When new words like “internet” or “email” emerge there comes a point when they end up in an official dictionary. Even before that if you’ve seen the word written and gotten a general sense of the meaning you can write and speak it yourself. But who comes up with the sign-language version of new words, how do they disseminate through the ASL community, and who makes the new sign “official”?
Well, where do new english words come from? What makes new english words “official”? There is no body charged with admitting or rejecting signs, any more than there is such a body charged with admitting or rejecting english words. Dictionaries don’t make english words official, they simply document how people actually use english words.

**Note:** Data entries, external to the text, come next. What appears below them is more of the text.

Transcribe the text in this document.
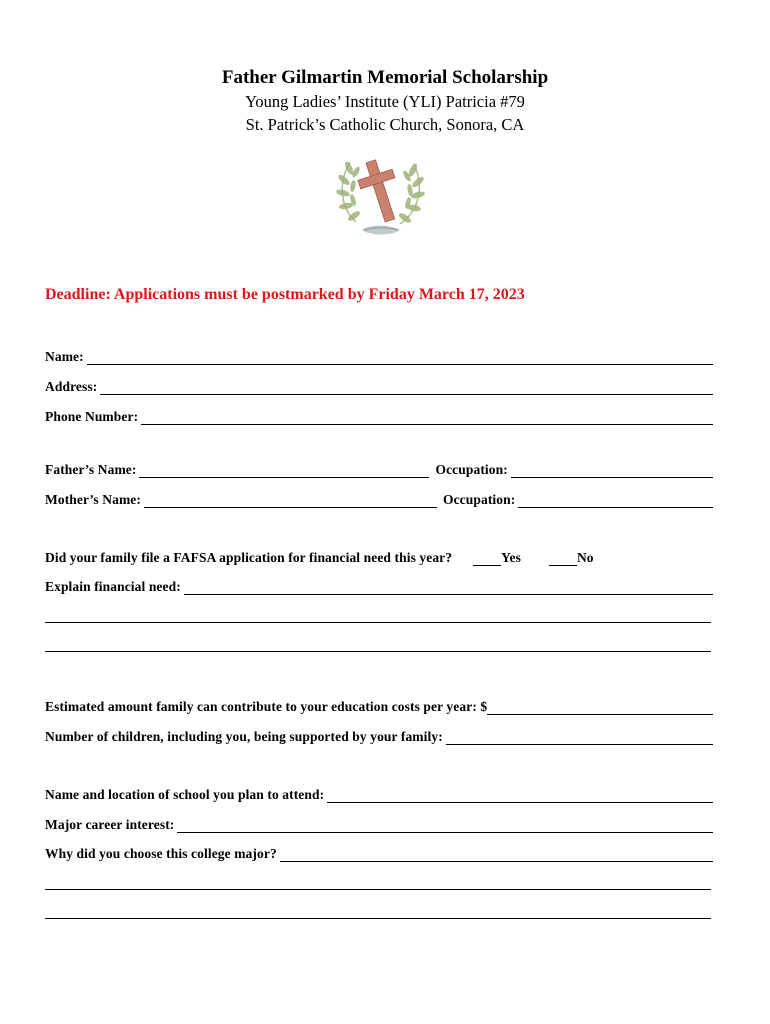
Father Gilmartin Memorial Scholarship
Young Ladies’ Institute (YLI) Patricia #79
St. Patrick’s Catholic Church, Sonora, CA
Deadline: Applications must be postmarked by Friday March 17, 2023
Name:
Address:
Phone Number:
Father’s Name:	Occupation:
Mother’s Name:	Occupation:
Did your family file a FAFSA application for financial need this year?	Yes	No
Explain financial need:
Estimated amount family can contribute to your education costs per year: $
Number of children, including you, being supported by your family:
Name and location of school you plan to attend:
Major career interest:
Why did you choose this college major?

Signs get introduced when signers feel the need for a new sign and invent one, and they use it with the people around them. If the sign is a useful one it spreads, if not it remains “home sign”. A very common way for new signs is to take an existing sign and do it with an initialized hand shape.
Note that english tends to include a lot of words with very subtle distinctions in meaning…huge, giant, enormous, big, ginormous, and so forth. And there is no exact translation of each and every synomym for “big” into ASL, any more than there is an exact translation of each and every synomym into spanish. But in ASL shades of meaning can be conveyed by positioning, speed, repitition, size, and so forth. So a really big signing of “big” means “really big”, a really tiny signing of “small” means “really small”, and so forth.
But say a couple of different signs for, say, “internet” become popular regionally. Is there some governing body of ASL that decides what the official sign should be, or is it all a matter of the sign that is the easiest and/or most effective eventually winning by virtue of superior speaker-to-speaker spread? And is there a sign dictionary that documents existing usages?
(There is an official governing body for the French language, for example.)
No, there is no such governing body for ASL. Yes, different signs could be invented and compete against each other until one or the other wins out. There are regional variations in ASL, some signs being more common on the east coast or west coast for instance.
In some ways the signing community is isolated, but in others its very connected. It’s very easy to recognize a group of signers and go up and introduce yourself. And if you go a college cafeteria and pick out the most ethnically diverse table, that table will invariably be the deaf table.
Thanks, Lemur! I’ve wondered this for years. Finally I can sleep at night.